Article By Heath Coffman
Damages for misappropriation of trade secrets are generally understood as (1) lost profits, (2) defendant’s profits, or (3) a reasonable royalty. These are damages traditionally sought against a competitor. But that does not mean that a departing employee who takes trade secrets to a competitor is immune from a damage award.
The Texarkana Court of Appeals’ opinion in Orbison v. Ma-Tex Rope Co., Inc., 553 S.W.3d 17 (Tex. App.—Texarkana 2018, pet. denied) provides a good example of how a departing employee can be assessed damages for providing trade secrets to a competitor.
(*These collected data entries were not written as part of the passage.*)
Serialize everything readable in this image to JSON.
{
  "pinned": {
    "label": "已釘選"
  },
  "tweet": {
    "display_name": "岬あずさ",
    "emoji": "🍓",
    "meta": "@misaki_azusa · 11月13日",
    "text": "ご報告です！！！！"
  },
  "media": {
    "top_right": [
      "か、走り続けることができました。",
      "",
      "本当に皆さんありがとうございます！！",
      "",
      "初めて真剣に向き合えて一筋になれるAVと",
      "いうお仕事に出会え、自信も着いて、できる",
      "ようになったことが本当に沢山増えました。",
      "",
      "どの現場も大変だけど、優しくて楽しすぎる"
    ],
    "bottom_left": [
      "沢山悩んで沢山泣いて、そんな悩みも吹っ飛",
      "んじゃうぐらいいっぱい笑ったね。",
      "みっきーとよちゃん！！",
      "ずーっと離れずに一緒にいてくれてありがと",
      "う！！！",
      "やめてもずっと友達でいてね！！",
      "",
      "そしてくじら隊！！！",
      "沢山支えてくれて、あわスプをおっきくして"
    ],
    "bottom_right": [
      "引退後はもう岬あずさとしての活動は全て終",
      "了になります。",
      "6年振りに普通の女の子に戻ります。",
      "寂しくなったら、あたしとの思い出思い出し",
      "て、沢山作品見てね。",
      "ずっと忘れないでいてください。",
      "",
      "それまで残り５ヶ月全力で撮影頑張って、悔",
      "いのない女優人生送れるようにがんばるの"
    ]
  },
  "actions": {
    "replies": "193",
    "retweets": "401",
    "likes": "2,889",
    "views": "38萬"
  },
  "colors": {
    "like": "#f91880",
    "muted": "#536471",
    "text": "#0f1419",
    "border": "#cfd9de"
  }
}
In Orbison, the employee Orbison left his position at Ma-Tex for the same position at competitor API. While at API, Orbison began soliciting work from Ma-Tex’s customers in violation of his non-competition, non-disclosure, and non-solicitation agreements. After a bench trial, the trial court entered a judgment against Orbison and API for lost profits, lost good will, fee forfeiture, profit disgorgement, and attorneys’ fees. The court also entered a permanent injunction.
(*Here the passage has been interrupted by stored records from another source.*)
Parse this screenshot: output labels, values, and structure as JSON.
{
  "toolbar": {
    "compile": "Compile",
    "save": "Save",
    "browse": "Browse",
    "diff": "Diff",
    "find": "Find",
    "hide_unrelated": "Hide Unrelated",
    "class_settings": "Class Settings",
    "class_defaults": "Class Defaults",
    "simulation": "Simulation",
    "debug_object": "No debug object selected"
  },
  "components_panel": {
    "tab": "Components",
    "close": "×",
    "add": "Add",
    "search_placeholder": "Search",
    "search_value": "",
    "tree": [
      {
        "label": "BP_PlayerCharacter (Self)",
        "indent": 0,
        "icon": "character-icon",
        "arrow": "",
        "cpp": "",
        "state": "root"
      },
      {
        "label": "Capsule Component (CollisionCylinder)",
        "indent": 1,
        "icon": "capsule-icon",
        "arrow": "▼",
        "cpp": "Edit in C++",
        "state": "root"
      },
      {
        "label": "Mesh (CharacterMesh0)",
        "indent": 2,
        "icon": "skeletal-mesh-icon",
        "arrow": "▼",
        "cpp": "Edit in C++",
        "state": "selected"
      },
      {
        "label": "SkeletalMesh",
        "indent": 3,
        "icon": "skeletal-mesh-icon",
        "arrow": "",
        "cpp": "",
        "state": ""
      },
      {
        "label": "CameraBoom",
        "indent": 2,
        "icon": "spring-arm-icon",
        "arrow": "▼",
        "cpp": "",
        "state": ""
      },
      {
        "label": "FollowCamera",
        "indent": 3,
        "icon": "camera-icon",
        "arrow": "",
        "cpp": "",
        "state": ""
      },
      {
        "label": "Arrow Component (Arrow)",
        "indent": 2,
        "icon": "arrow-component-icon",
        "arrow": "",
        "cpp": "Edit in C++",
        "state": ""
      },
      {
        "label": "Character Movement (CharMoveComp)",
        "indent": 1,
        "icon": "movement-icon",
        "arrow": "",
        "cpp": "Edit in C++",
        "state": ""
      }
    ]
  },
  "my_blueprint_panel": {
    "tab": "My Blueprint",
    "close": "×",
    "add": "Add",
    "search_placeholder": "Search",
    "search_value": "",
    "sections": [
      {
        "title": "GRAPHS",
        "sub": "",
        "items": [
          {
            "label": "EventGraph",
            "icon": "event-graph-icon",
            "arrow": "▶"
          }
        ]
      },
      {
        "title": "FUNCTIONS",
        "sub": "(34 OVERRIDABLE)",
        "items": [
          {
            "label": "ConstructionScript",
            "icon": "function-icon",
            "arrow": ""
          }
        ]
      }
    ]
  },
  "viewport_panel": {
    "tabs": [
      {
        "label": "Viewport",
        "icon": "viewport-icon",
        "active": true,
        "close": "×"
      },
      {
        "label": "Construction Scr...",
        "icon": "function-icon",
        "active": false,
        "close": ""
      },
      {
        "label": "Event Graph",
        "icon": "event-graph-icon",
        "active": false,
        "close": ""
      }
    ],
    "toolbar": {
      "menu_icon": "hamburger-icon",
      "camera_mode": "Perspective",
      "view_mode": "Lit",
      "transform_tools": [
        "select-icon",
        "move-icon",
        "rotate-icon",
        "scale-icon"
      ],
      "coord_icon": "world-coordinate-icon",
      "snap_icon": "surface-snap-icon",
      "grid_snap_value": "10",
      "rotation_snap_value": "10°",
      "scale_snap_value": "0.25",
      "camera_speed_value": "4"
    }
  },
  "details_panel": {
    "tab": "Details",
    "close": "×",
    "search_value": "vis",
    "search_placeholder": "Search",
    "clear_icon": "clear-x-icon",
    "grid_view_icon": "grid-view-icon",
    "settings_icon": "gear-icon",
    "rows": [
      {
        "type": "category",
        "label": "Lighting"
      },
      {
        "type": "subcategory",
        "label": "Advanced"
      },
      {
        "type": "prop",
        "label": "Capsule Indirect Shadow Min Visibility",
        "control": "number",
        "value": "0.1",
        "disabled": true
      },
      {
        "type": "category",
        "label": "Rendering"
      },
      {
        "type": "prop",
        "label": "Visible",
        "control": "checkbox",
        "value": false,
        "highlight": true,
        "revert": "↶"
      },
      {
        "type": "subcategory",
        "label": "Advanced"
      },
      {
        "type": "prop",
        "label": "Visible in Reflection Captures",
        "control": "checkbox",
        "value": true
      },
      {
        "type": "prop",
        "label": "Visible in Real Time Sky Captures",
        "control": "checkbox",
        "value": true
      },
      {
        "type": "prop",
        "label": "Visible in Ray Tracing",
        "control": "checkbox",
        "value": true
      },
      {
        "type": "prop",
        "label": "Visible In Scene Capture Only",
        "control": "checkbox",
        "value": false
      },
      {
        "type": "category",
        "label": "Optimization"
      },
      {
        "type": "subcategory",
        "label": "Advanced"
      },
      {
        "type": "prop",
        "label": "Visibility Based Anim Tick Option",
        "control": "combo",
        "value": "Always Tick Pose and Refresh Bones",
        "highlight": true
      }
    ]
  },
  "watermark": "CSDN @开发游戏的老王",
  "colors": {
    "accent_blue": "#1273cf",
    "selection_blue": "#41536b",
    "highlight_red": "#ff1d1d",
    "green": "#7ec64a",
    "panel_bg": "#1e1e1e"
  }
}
The Texarkana Court of Appeals reversed the trial court’s judgment for Ma-Tex’s lost profits and lost good will, finding that Ma-Tex offered insufficient evidence of both amounts. The court, however, upheld the trial court’s damage award of fee forfeiture—calculated as Orbison’s salary for time spent at Ma-Tex when he was assisting API with work—and profit disgorgement—calculated as Orbison’s API salary before the temporary injunction was entered. The court stated that a forfeiture of Orbison’s Ma-Tex salary was appropriate to compensate Ma-Tex for the time that Orbison was actively competing with Ma-Tex using Ma-Tex’s confidential information to solicit its customers. It did not matter that the salary was not technically a “fee.” Furthermore, the disgorgement of Orbison’s API salary was appropriate because there was no “distinction between disgorging a fee paid to, or the profit made by, an agent who usurps his principal’s business opportunity and disgorging an amount equal to the salary paid to a former employee by his new employer when the former employee uses confidential information and trade secrets to solicit the customers of his former employer.” And although the court analyzed these damages under breach of fiduciary duty, the court did note that such damages were also the damages for Ma-Tex’s unjust enrichment damages for misappropriation of trade secrets claim. Therefore, any employee contemplating taking trade secrets to a competitor should think twice because that employee may have to forfeit his salary for the duration of time that he or she was improperly using the trade secrets.